One less obvious advantage to open source adoption is in career satisfaction and advancement. It gives developers opportunities to work on more interesting applications, said Wynd. Developers can now take on projects or switch jobs more easily across Federal Reserve banks because the New York Fed uses a lot of common open source components and a standard tool set, meaning retraining is minimal if needed at all. “That helps with our load balancing across the Federal Reserve system.”

Which is not to say developers don’t get training. Wynd said the bank created Common Service University to offer continuous training in developer best practices and instruction.

One reason for bringing training in house was consistency. “If you send someone off somewhere to take a course in Angular or Spring, they start to do things in slightly different ways and that affects the consistency of how software is developed,” Wynd said. “With Common Services University, we can be clear on, ‘This is how we want you to build applications.’ We also focus on security—how do we do authentication, clickjacking, and all that. We want to be consistent, because if these things are solved differently, it will lead to a pain point.”

Security challenges ahead

During a Q&A session, Wynd said security is an ongoing challenge. The New York Fed has a lot to protect, including the $4 trillion in transactions it handles and the $250 billion worth of gold bars it manages for international customers. “Countries still move gold back and forth, so we have an inventory management system” that requires extreme security, explained Wynd.

Security also looms large in regulatory issues. “We are very careful and prudent," Wynd said. "But our biggest headache is to prove to groups that an application is secure, because we have to defend against nation state attacks.”

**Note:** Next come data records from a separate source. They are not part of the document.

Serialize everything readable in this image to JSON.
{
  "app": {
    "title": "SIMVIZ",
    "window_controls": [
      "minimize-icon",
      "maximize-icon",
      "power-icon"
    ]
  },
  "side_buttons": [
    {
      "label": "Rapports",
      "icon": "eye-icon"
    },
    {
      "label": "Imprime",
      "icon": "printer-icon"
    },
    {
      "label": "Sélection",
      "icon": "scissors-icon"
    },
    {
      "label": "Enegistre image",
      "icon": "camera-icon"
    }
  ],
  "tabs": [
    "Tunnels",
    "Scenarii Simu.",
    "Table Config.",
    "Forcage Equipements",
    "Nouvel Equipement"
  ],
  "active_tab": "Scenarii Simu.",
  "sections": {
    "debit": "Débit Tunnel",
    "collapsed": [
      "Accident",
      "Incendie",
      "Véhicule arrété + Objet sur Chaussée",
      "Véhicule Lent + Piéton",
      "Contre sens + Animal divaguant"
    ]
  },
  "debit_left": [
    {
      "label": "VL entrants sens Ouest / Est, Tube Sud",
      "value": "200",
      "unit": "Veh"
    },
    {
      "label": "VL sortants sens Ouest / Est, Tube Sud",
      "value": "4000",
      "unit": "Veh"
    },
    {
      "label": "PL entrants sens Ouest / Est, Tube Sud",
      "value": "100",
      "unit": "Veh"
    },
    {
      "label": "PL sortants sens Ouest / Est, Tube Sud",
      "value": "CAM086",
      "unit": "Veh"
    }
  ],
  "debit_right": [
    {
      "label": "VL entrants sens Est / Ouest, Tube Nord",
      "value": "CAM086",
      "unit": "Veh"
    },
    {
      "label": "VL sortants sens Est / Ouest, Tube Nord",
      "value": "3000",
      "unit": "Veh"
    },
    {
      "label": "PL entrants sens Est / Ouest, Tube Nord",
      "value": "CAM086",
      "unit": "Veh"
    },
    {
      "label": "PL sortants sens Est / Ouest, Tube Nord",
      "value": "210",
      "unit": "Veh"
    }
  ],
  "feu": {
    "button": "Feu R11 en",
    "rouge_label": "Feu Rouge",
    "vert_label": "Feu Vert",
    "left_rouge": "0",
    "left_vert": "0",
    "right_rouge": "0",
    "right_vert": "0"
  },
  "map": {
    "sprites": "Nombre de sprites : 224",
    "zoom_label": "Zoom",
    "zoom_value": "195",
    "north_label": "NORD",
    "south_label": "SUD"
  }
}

Open source software supply chain: Lessons for leaders

  • Reusable software components and standardization provide greater efficiency while meeting the New York Fed’s extreme security needs.
  • Restrictive license terms and weak support make some open source software a poor choice for the New York Fed’s mission-critical needs. But with research, the bank has found many quality open source tools and components that meet its demanding criteria.
  • Training courses by third-party providers can lead to inconsistencies. The bank’s own internal training organization ensures everyone is taught the same development procedures and policies—and makes it easier for developers to move around in the organization.